En France, un peu plus de 27 millions de salariés, dont 54% d’hommes et 46% de femmes, et près de 220 millions en Europe (25 états membres)2, chiffres auxquels il conviendrait de rajouter environ 9% de chômeurs, sont, au quotidien, confrontés à un ensemble de comporte-ments qui pour certains peuvent revêtir le qualificatif d’inhumains.
 

Un document rédigé par Jean-Luc Foucher sous le titre « Ressources inhumaines »3, est éclairant et instructif pour ceux qui n’ont jamais été confrontés à de telles attitudes. Il vient malheureusement conforter et confirmer ce que plusieurs d’entre nous ont déjà pu connaître dans leur parcours professionnel.

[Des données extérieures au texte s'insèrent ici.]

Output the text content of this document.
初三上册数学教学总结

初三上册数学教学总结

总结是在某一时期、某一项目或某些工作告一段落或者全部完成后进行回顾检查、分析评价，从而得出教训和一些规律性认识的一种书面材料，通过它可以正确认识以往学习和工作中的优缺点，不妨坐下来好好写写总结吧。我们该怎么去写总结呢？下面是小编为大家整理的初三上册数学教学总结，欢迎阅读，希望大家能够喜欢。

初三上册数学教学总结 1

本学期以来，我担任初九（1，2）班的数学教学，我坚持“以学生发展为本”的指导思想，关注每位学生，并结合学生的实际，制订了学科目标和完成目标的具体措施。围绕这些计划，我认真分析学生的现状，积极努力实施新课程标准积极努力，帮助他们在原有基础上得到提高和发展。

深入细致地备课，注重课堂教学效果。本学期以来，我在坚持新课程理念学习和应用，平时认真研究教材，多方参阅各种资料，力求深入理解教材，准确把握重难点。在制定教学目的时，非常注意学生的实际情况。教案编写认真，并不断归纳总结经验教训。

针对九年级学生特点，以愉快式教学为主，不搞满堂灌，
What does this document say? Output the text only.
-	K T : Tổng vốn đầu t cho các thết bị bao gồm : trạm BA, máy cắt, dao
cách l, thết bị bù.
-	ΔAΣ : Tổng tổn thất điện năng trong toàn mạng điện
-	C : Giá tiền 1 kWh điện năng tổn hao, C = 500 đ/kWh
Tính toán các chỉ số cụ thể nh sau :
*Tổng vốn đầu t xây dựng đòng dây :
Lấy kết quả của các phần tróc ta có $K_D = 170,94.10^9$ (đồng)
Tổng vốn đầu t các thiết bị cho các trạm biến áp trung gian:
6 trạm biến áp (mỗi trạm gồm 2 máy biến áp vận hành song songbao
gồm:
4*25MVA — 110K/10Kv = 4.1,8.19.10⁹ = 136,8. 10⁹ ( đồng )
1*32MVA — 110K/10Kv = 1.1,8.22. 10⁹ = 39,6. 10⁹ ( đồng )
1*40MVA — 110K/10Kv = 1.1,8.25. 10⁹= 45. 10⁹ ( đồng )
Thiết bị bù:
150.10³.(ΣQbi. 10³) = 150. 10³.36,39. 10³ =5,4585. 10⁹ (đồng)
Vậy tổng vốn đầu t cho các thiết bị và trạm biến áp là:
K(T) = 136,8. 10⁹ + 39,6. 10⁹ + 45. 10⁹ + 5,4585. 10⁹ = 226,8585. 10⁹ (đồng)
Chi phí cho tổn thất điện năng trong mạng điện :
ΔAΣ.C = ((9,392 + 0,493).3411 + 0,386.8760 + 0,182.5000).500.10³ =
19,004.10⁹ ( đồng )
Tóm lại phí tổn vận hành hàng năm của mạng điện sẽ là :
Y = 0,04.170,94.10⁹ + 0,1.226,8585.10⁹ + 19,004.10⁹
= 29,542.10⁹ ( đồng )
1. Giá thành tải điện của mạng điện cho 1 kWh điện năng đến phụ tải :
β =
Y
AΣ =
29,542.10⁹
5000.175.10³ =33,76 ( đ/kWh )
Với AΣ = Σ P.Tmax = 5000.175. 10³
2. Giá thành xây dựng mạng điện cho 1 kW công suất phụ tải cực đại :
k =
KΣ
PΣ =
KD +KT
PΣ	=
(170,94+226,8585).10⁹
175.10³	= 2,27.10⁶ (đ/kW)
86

La 2ème partie de l’ouvrage est plus optimiste. Il évoque les voies empruntées par certains managers qui ont une vision plus humaine de l’entreprise.

 

 

Quand la réalité dépasse la fiction

Parce qu’en France, la loi n’impose pas de Plan de Sauvegarde de l’Emploi en dessous de 10 salariés licenciés ou reclassés, dans le même mois, 2 dirigeants de PME, dont 1 en Alsace, ont, de manière arrogante, méprisante et cynique, mais en parfaite conformité avec la législation, proposé à 9 de leurs salariés : soit de les licencier pour raison économique, sans doute justifiée, soit de les reclasser auprès de partenaires, pour les uns en Roumanie à 110 €/mois et pour les autres à l’Ile Maurice pour 117 €/mois.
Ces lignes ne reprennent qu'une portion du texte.